Victoria's Secret cancelt Show Dieses Jahr keine Weihnachtsengel

Die US-Dessous-Marke Victoria's Secret verzichtet 2019 auf ihre berühmte Modenschau. Die Zuschauerzahlen waren zuletzt im Keller - und die Firma hat Imageprobleme, auch durch den Skandal um Jeffrey Epstein.

Martha Hunt bei der Victoria's Secret Show 2017 in Shanghai
AFP

Martha Hunt bei der Victoria's Secret Show 2017 in Shanghai


Alle Jahre wieder kommen Victoria's Engel. Damit ist nun erstmal Schluss. Die Unterwäscheschau der US-Marke Victoria's Secret gehörte lange zum festen Teil des Weihnachtsprogramms im US-Fernsehen. Doch in diesem Jahr wird es kein TV-Spektakel mit leicht bekleideten, Flügel tragenden Topmodels geben. Die US-Dessous-Marke Victoria's Secret will ihre berühmte Modenschau in diesem Jahr streichen.
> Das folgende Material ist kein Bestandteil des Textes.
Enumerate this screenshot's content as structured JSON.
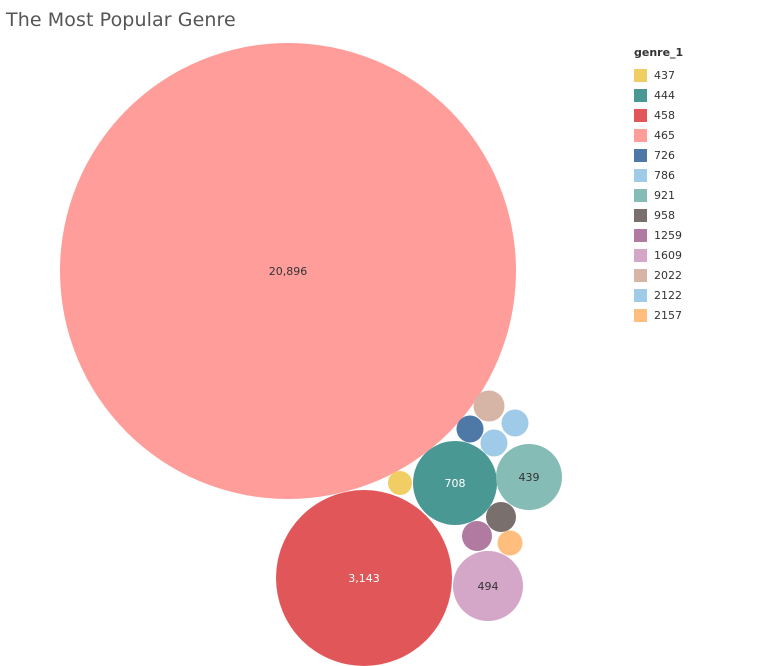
{
  "chart_data": {
    "type": "bubble",
    "title": "The Most Popular Genre",
    "legend": {
      "title": "genre_1",
      "placement": "right"
    },
    "series": [
      {
        "name": "465",
        "value": 20896,
        "label": "20,896",
        "color": "#FF9D9A"
      },
      {
        "name": "458",
        "value": 3143,
        "label": "3,143",
        "color": "#E15759"
      },
      {
        "name": "444",
        "value": 708,
        "label": "708",
        "color": "#499894"
      },
      {
        "name": "1609",
        "value": 494,
        "label": "494",
        "color": "#D4A6C8"
      },
      {
        "name": "921",
        "value": 439,
        "label": "439",
        "color": "#86BCB6"
      },
      {
        "name": "2022",
        "value": 100,
        "label": "",
        "color": "#D7B5A6"
      },
      {
        "name": "2122",
        "value": 78,
        "label": "",
        "color": "#A0CBE8"
      },
      {
        "name": "786",
        "value": 72,
        "label": "",
        "color": "#A0CBE8"
      },
      {
        "name": "726",
        "value": 70,
        "label": "",
        "color": "#4E79A7"
      },
      {
        "name": "958",
        "value": 85,
        "label": "",
        "color": "#79706E"
      },
      {
        "name": "1259",
        "value": 90,
        "label": "",
        "color": "#B07AA1"
      },
      {
        "name": "2157",
        "value": 62,
        "label": "",
        "color": "#FFBE7D"
      },
      {
        "name": "437",
        "value": 60,
        "label": "",
        "color": "#F1CE63"
      }
    ],
    "legend_order": [
      "437",
      "444",
      "458",
      "465",
      "726",
      "786",
      "921",
      "958",
      "1259",
      "1609",
      "2022",
      "2122",
      "2157"
    ]
  }
}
Nach Berichten mehrerer US-Medien teilte der Mutterkonzern L Brands die Entscheidung am Donnerstag in einem Telefonat mit Analysten mit. Die Show kämpft demnach seit Jahren mit sinkenden Zuschauerzahlen, 2018 hätten diese einen Tiefpunkt erreicht.
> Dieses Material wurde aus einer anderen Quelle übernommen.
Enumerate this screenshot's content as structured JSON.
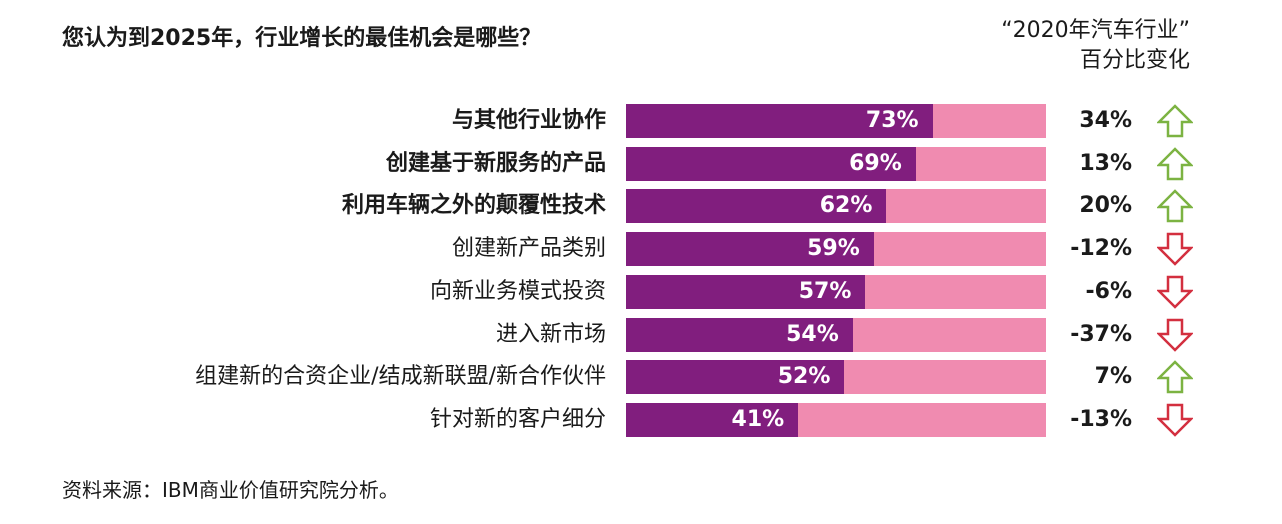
{
  "title": "您认为到2025年，行业增长的最佳机会是哪些？",
  "column_header": {
    "line1": "“2020年汽车行业”",
    "line2": "百分比变化"
  },
  "source": "资料来源：IBM商业价值研究院分析。",
  "colors": {
    "bar_fill": "#811e7e",
    "bar_track": "#f08bb0",
    "arrow_up": "#7cb342",
    "arrow_down": "#d32f3f"
  },
  "chart_data": {
    "type": "bar",
    "orientation": "horizontal",
    "title": "您认为到2025年，行业增长的最佳机会是哪些？",
    "xlim": [
      0,
      100
    ],
    "categories": [
      "与其他行业协作",
      "创建基于新服务的产品",
      "利用车辆之外的颠覆性技术",
      "创建新产品类别",
      "向新业务模式投资",
      "进入新市场",
      "组建新的合资企业/结成新联盟/新合作伙伴",
      "针对新的客户细分"
    ],
    "bold_categories": [
      true,
      true,
      true,
      false,
      false,
      false,
      false,
      false
    ],
    "values": [
      73,
      69,
      62,
      59,
      57,
      54,
      52,
      41
    ],
    "value_labels": [
      "73%",
      "69%",
      "62%",
      "59%",
      "57%",
      "54%",
      "52%",
      "41%"
    ],
    "change_header": "“2020年汽车行业” 百分比变化",
    "change_values": [
      34,
      13,
      20,
      -12,
      -6,
      -37,
      7,
      -13
    ],
    "change_labels": [
      "34%",
      "13%",
      "20%",
      "-12%",
      "-6%",
      "-37%",
      "7%",
      "-13%"
    ],
    "change_direction": [
      "up",
      "up",
      "up",
      "down",
      "down",
      "down",
      "up",
      "down"
    ]
  }
}
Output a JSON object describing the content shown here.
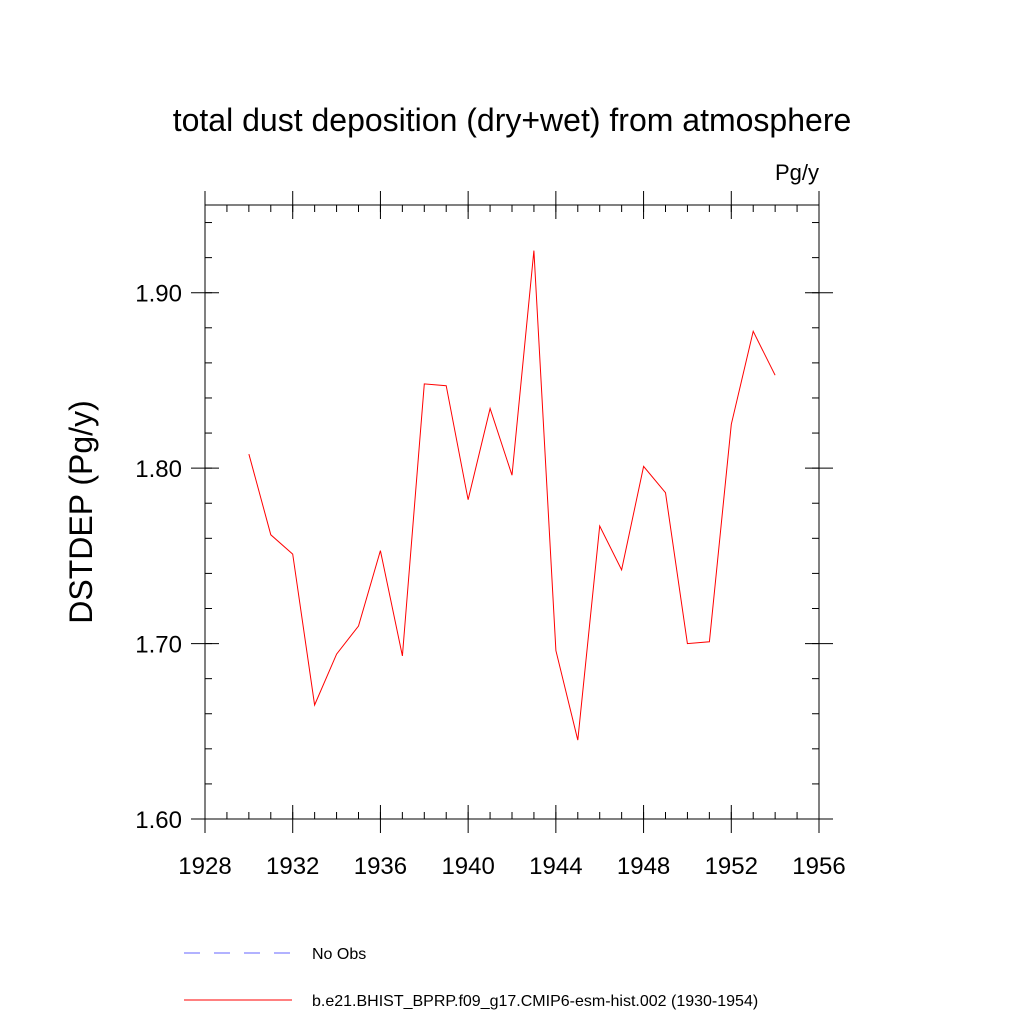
{
  "chart_data": {
    "type": "line",
    "title": "total dust deposition (dry+wet) from atmosphere",
    "units_label": "Pg/y",
    "ylabel": "DSTDEP  (Pg/y)",
    "xlabel": "",
    "xlim": [
      1928,
      1956
    ],
    "ylim": [
      1.6,
      1.95
    ],
    "x_major_ticks": [
      1928,
      1932,
      1936,
      1940,
      1944,
      1948,
      1952,
      1956
    ],
    "x_tick_labels": [
      "1928",
      "1932",
      "1936",
      "1940",
      "1944",
      "1948",
      "1952",
      "1956"
    ],
    "y_major_ticks": [
      1.6,
      1.7,
      1.8,
      1.9
    ],
    "y_tick_labels": [
      "1.60",
      "1.70",
      "1.80",
      "1.90"
    ],
    "y_minor_step": 0.02,
    "x_minor_step": 1,
    "grid": false,
    "legend_position": "bottom",
    "series": [
      {
        "name": "b.e21.BHIST_BPRP.f09_g17.CMIP6-esm-hist.002 (1930-1954)",
        "color": "#ff0000",
        "style": "solid",
        "x": [
          1930,
          1931,
          1932,
          1933,
          1934,
          1935,
          1936,
          1937,
          1938,
          1939,
          1940,
          1941,
          1942,
          1943,
          1944,
          1945,
          1946,
          1947,
          1948,
          1949,
          1950,
          1951,
          1952,
          1953,
          1954
        ],
        "values": [
          1.808,
          1.762,
          1.751,
          1.665,
          1.694,
          1.71,
          1.753,
          1.693,
          1.848,
          1.847,
          1.782,
          1.834,
          1.796,
          1.924,
          1.696,
          1.645,
          1.767,
          1.742,
          1.801,
          1.786,
          1.7,
          1.701,
          1.825,
          1.878,
          1.853
        ]
      }
    ],
    "legend": [
      {
        "label": "No Obs",
        "color": "#6666ff",
        "style": "dashed"
      },
      {
        "label": "b.e21.BHIST_BPRP.f09_g17.CMIP6-esm-hist.002 (1930-1954)",
        "color": "#ff0000",
        "style": "solid"
      }
    ]
  }
}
Doch nicht nur die Zuschauerzahlen waren zuletzt im Keller. Auch die Verkaufszahlen sinken und die Aktie des Mutterkonzerns ist im Sturzflug: Die einst schillernde US-Modemarke hat sich bei L Brands vom Aushängeschild zum Problemfall entwickelt.

"Sex sells" - not anymore

Das Reizwäsche-Label, das bei seinen Modenschauen stets die internationale Elite der Topmodels über den Laufsteg schickte, trifft den Nerv vieler Kundinnen nicht mehr. Der Blick auf Schönheitsideale hat sich gewandelt. Makellose, leichtbekleidete Frauenkörper sind das falsche Bild in Zeiten reger "Body Shaming"-Debatten und der #MeToo-Bewegung.
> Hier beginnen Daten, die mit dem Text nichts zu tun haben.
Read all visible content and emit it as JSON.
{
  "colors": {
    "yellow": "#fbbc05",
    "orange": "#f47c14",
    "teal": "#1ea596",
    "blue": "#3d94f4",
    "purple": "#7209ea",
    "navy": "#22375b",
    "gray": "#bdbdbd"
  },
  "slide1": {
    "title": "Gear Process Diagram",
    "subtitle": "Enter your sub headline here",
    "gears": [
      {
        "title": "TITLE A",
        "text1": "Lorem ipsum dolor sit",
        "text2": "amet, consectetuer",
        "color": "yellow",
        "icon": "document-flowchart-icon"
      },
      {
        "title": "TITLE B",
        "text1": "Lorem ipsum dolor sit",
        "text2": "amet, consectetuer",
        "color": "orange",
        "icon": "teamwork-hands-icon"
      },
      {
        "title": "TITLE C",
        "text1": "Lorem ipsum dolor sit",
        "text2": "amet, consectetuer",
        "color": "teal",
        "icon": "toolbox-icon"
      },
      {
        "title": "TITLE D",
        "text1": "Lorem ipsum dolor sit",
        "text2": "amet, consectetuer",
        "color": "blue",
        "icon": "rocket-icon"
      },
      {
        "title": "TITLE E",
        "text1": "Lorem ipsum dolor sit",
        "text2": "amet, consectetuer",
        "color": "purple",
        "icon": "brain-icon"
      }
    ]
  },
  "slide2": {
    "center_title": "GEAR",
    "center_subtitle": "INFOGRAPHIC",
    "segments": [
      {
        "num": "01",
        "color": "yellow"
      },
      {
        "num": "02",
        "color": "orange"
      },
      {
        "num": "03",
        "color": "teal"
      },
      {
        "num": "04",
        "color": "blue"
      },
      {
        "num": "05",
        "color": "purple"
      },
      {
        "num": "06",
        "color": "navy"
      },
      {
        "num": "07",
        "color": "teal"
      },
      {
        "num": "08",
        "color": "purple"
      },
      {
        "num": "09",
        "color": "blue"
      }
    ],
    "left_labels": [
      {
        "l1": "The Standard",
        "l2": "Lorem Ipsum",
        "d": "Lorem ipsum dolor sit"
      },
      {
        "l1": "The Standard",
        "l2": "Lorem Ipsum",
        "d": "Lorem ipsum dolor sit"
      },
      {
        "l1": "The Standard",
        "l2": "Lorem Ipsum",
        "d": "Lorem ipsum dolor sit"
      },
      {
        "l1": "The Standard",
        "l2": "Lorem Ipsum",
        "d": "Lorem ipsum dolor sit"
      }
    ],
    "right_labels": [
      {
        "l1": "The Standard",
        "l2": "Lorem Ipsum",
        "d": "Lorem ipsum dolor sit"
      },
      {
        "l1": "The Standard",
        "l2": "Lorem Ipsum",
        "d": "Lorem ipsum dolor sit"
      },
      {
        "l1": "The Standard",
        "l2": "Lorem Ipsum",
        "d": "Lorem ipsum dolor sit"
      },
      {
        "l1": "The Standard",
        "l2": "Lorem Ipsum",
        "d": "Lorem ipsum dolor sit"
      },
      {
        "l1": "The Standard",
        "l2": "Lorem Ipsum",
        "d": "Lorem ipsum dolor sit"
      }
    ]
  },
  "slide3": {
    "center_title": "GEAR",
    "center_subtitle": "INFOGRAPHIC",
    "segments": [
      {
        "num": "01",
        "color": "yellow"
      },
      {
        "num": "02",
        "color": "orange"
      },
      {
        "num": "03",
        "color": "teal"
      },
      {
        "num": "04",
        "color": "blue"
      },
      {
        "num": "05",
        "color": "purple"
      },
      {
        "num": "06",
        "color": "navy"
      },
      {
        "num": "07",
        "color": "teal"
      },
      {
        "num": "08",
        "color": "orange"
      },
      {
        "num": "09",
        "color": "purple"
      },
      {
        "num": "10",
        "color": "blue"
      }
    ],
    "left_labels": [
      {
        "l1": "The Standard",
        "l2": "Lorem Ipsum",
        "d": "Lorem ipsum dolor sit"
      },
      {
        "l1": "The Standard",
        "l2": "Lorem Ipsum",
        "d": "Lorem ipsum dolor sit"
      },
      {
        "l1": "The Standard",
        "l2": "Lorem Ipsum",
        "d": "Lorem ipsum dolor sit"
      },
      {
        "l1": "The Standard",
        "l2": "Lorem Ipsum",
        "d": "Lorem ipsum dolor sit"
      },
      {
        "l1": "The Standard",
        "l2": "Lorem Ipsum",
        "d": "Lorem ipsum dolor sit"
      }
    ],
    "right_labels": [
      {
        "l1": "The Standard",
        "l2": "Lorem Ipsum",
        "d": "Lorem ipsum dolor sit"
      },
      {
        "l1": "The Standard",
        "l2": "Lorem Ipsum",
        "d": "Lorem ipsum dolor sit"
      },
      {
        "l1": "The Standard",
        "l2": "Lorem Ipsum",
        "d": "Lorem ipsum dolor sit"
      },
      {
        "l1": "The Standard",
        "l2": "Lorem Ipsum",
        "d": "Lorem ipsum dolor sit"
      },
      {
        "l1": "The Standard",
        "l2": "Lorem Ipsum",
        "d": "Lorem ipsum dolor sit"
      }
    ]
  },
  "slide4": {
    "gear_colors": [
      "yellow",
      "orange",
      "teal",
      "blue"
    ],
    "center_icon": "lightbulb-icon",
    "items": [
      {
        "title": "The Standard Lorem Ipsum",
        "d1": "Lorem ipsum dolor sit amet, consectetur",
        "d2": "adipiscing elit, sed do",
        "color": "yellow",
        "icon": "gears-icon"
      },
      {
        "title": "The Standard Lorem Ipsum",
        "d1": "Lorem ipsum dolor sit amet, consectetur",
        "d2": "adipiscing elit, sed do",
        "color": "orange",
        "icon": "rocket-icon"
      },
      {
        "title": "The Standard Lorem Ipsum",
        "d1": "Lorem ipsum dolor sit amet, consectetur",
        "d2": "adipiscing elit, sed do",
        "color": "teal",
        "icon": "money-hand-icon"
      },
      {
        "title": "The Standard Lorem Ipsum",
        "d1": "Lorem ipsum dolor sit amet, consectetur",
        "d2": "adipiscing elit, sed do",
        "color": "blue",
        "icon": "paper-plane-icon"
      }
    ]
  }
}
Zusätzlichen Zunder lieferte Marketingchef Ed Razek, als er 2018 in einem Interview mit der US-Ausgabe der "Vogue" gesagt hatte, seine Firma buche keine Transgender-Models, "weil die Show eine Fantasie ist". Das hat sich inzwischen geändert. Razek ist im August nach 15 Jahren im Unternehmen ausgeschieden. Außerdem wurde mit Valentina Sampaio erstmals eine Transfrau für eine Kampagne gebucht.

Starke Konkurrenz

Diese PR-Probleme nutzt die Konkurrenz. Das zu American Eagle Outfitters gehörende Unterwäschelabel Aerie verzichtet schon seit Jahren auf manipulierte Fotos in ihren Werbeanzeigen. Für seine Kampagne bucht Aerie Frauen in allen Formen und Farben, auch eine Rollstuhlfahrerin und eine Frau mit künstlichem Darmausgang gehörten schon zum Models-Cast. Die Botschaft kommt gut an bei den Kundinnen. Das Label eilt von Rekordumsatz zu Rekordumsatz.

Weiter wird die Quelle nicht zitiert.